DOI: 10.2478/jce-2024-0018

ABSTRACT
Arrhythmogenic cardiomyopathies (ACM) are rare inherited cardiac disorders, with an incidence below 1% in adults and an undetermined prevalence in pediatric populations. Formerly recognized primarily as arrhythmogenic right ventricular cardiomyopathy (ARVC), affecting exclusively the right ventricle (RV), recent diagnostic advancements have shed light on the involvement of the myocardium in ACM, revealing fibrous infiltration in both ventricles. In 2023, the European Society of Cardiology introduced updated phenotypic classifications of cardiomyopathy, highlighting the coexistence of multiple types within families and the potential transition from one cardiomyopathy to another. We present a case series comprising four pediatric cases of ARVC with diverse presentations and outcomes. Subsequent evaluations unveiled both left ventricle (LV) and RV dysfunction, culminating in a diagnosis of ARVC based on the 2020 diagnostic criteria.
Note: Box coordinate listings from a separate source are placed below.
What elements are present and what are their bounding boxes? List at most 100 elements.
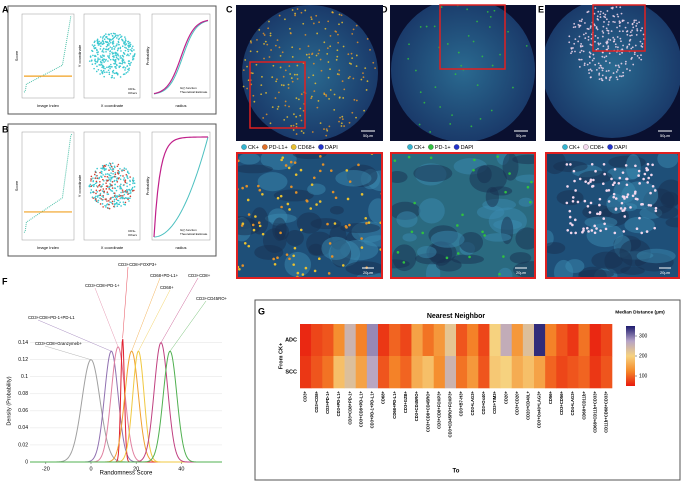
cell-dot — [108, 162, 111, 164]
cell-dot — [112, 168, 115, 171]
x-tick-label: -20 — [42, 466, 50, 472]
marker-dot — [276, 256, 279, 260]
marker-dot — [598, 210, 602, 214]
cell-dot — [123, 61, 126, 64]
marker-dot — [363, 109, 366, 112]
scale-label: 50µm — [516, 133, 527, 138]
cell-dot — [104, 175, 106, 178]
marker-dot — [631, 46, 634, 49]
cell-dot — [127, 48, 129, 51]
marker-dot — [355, 116, 357, 119]
marker-dot — [440, 6, 443, 8]
leader-line — [94, 287, 119, 347]
marker-dot — [604, 227, 608, 231]
cell-dot — [97, 57, 99, 59]
colorbar-tick-label: 300 — [639, 333, 648, 339]
marker-dot — [290, 185, 293, 189]
cell-dot — [100, 41, 102, 44]
marker-dot — [260, 93, 263, 96]
cell-dot — [113, 205, 115, 208]
cell-dot — [112, 172, 114, 175]
axis-label: Image Index — [37, 245, 59, 250]
heatmap-cell — [489, 356, 501, 389]
cell-dot — [132, 177, 135, 179]
column-label: CD68+PD-L1+ — [392, 390, 397, 418]
marker-dot — [327, 61, 330, 63]
marker-dot — [312, 176, 316, 180]
cell-dot — [103, 190, 105, 193]
marker-dot — [616, 13, 619, 16]
cell-dot — [111, 48, 113, 50]
marker-dot — [334, 196, 338, 200]
marker-dot — [616, 26, 618, 29]
panel-label: G — [258, 306, 265, 316]
marker-dot — [625, 195, 629, 199]
cell-dot — [124, 69, 126, 71]
marker-dot — [611, 183, 615, 187]
cell-dot — [127, 45, 130, 47]
marker-dot — [629, 206, 632, 209]
marker-dot — [309, 207, 313, 210]
tissue-patch — [604, 248, 633, 274]
chart-title: Nearest Neighbor — [427, 313, 486, 320]
cell-dot — [129, 195, 132, 198]
cell-dot — [113, 72, 116, 75]
tissue-patch — [329, 205, 344, 215]
cell-dot — [114, 51, 117, 54]
cell-dot — [94, 177, 97, 179]
marker-dot — [261, 192, 264, 196]
column-label: CD3+CD8+PD-L1+ — [358, 390, 363, 427]
marker-dot — [618, 22, 621, 24]
marker-dot — [263, 42, 265, 45]
marker-dot — [279, 194, 283, 198]
marker-dot — [274, 44, 277, 47]
marker-dot — [262, 117, 265, 119]
heatmap-cell — [578, 324, 591, 357]
marker-dot — [565, 163, 569, 166]
marker-dot — [634, 164, 637, 168]
cell-dot — [102, 196, 105, 199]
marker-dot — [585, 226, 589, 230]
tissue-core — [391, 5, 535, 141]
marker-dot — [628, 39, 631, 42]
marker-dot — [631, 56, 633, 59]
cell-dot — [105, 33, 107, 35]
tissue-patch — [546, 230, 554, 247]
cell-dot — [90, 60, 93, 62]
marker-dot — [272, 257, 275, 261]
marker-dot — [318, 169, 322, 173]
cell-dot — [113, 62, 115, 65]
cell-dot — [114, 196, 117, 198]
mini-plot — [21, 13, 75, 99]
cell-dot — [94, 171, 97, 173]
marker-dot — [594, 169, 597, 173]
marker-dot — [247, 213, 251, 216]
cell-dot — [99, 181, 101, 183]
marker-dot — [321, 163, 325, 166]
marker-dot — [336, 55, 339, 58]
cell-dot — [102, 206, 104, 208]
marker-dot — [620, 12, 623, 15]
marker-dot — [593, 231, 597, 235]
cell-dot — [110, 189, 113, 192]
marker-dot — [587, 230, 590, 233]
cell-dot — [110, 177, 113, 180]
marker-dot — [584, 37, 587, 40]
marker-dot — [421, 231, 425, 235]
marker-dot — [265, 113, 268, 116]
score-curve — [23, 133, 73, 233]
marker-dot — [597, 37, 599, 39]
marker-dot — [581, 18, 583, 21]
cell-dot — [118, 194, 121, 196]
marker-dot — [325, 134, 328, 137]
marker-dot — [341, 80, 344, 83]
marker-dot — [408, 43, 410, 46]
marker-dot — [289, 160, 293, 164]
cell-dot — [100, 69, 103, 72]
cell-dot — [115, 71, 118, 74]
marker-dot — [329, 89, 332, 91]
theoretical-curve — [153, 136, 209, 238]
cell-dot — [115, 56, 118, 59]
marker-dot — [324, 27, 327, 30]
legend-entry: Theoretical Estimate — [180, 232, 208, 236]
Additionally, genetic testing uncovered mutations in genes associated with cardiomyopathies. Cardiac magnetic resonance imaging (MRI) corroborated the biventricular involvement, aligning with a diagnosis of ACM per the 2020 Padua criteria. In conclusion, recent updates in diagnostic criteria have refined the classification of ACM, underscoring the importance of cardiac MRI and morphological features for precise diagnosis. Genetic testing has identified novel mutations linked to cardiomyopathy, emphasizing the significance of personalized treatment strategies and genetic counselling for affected individuals and their families.